My empirical case focuses on Río Blanco, a community located in the southern highlands of Ecuador that was threatened by Ecuagoldmining. This mining company was polluting Río Blanco’s water sources and exerting violence on community members with private and public security forces. Although Río Blanco members primarily identified as mestizo or mixed race according to census data from 2010, this community successfully advocated for Indigenous recognition in 2017, expelling Ecuagoldmining, which was extracting minerals from their territory a year later. Río Blanco’s Indigenous identification granted this community the right to be consulted before extractive companies could operate in their territory. In the legal dispute about the violation of Río Blanco’s right to a consultation as an Indigenous community, the courts upheld their right and ordered Ecuagoldmining to cease the exploitation of their territory. I argue that in this legal case, Río Blanco engaged in legible performances of indigeneity for state recognition and redefined the meaning of being Indigenous.
My research seeks to contribute to a growing body of literature on Indigenous self-identification and policing in the Americas (McKay 2019; Paredes 2017; Rodriguez-Lonebear 2021; Telles and Torche 2019). While Indigenous peoples confront disproportionate levels of poverty and lack of access to education in Latin America (Bustelo, Frisancho, and Viollaz 2020; Comisión Económica para América Latina y el Caribe 2016), there is a global recognition of Indigenous peoples as a special group that needs protection and has a distinct culture and rights to land (United Nations 2013). Non-Indigenous racialized communities also confront discrimination, but they do not have the same legal recognition as Indigenous peoples do. While Indigenous peoples are perceived as actors who have legitimate claims to land and other protections, afro-descendants in Latin America do not have the same legal benefits or protections, despite outnumbering the Indigenous population in the region (Hooker 2005). Furthermore, Indigenous communities who have had their identity policed by the state may reject or embrace state and colonial classification systems, which were created in order to exclude them from rights and have their land taken from them (McKay 2019).
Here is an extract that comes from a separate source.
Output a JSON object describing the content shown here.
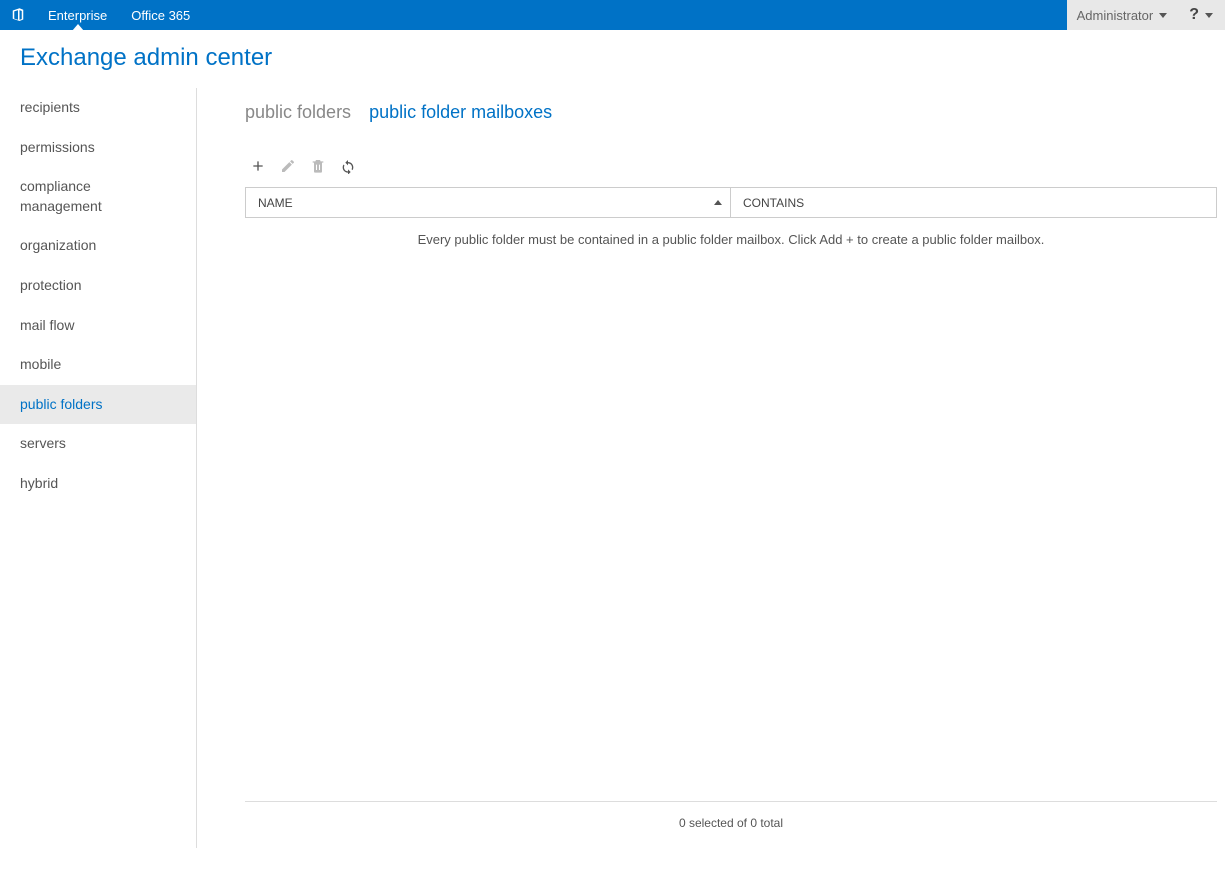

In this article, I analyze court proceedings from the legal dispute between Río Blanco and Ecuagoldmining, observing how different actors deployed indigeneity and mestizaje. I ask: What were the legible definitions of indigeneity that Río Blanco members and Indigenous leaders deployed in Ecuador’s courts for recognition? How do communities redefine the meaning of indigeneity in legal cases involving state recognition as Indigenous? Understanding the success of cases like Río Blanco, which was contingent on the recognition of its identification as an Indigenous community, is critical for the future defense of Indigenous populations and the environment. Furthermore, the case of Río Blanco shows how, despite the unequal playing field local communities are in when they confront transnational mining companies in court, they play an active role in redefining indigeneity and racial boundaries imposed by the state to limit their rights. The law may construct the rules of the game and select the eligible players in the field (Crenshaw et al. 1995), but Indigenous communities can expand who is considered an eligible player and in doing so use the courts to further their rights.
State Recognition as Indigenous
The special rights tied to Indigenous identification, which states have granted to Indigenous peoples in recent years, raise important new questions for scholars about Indigenous identity and state recognition. National laws and international agreements affect the pressure governments face to recognize communities as Indigenous and uphold Indigenous rights (Tsutsui 2018). Governments legitimate who qualifies as Indigenous by providing legal recognition and special protections for those they deem are Indigenous and failing to provide it for those they deem are not Indigenous (French 2009; Martínez Novo 2006; Tsutsui 2018). Governments also act as a “race making” agent (Bailey 2009), and communities can feel an increase in ethnic pride and identification as Indigenous when they are recognized as Indigenous by international agreements (Tsutsui 2018). Moreover, the turn to multiculturalism since the 1990s has increased Indigenous recognition and marked a shift away from national ideologies of mestizaje in Latin American countries (Flores, Loría, and Casas 2023). In this context, Indigenous identity carries an important legal weight.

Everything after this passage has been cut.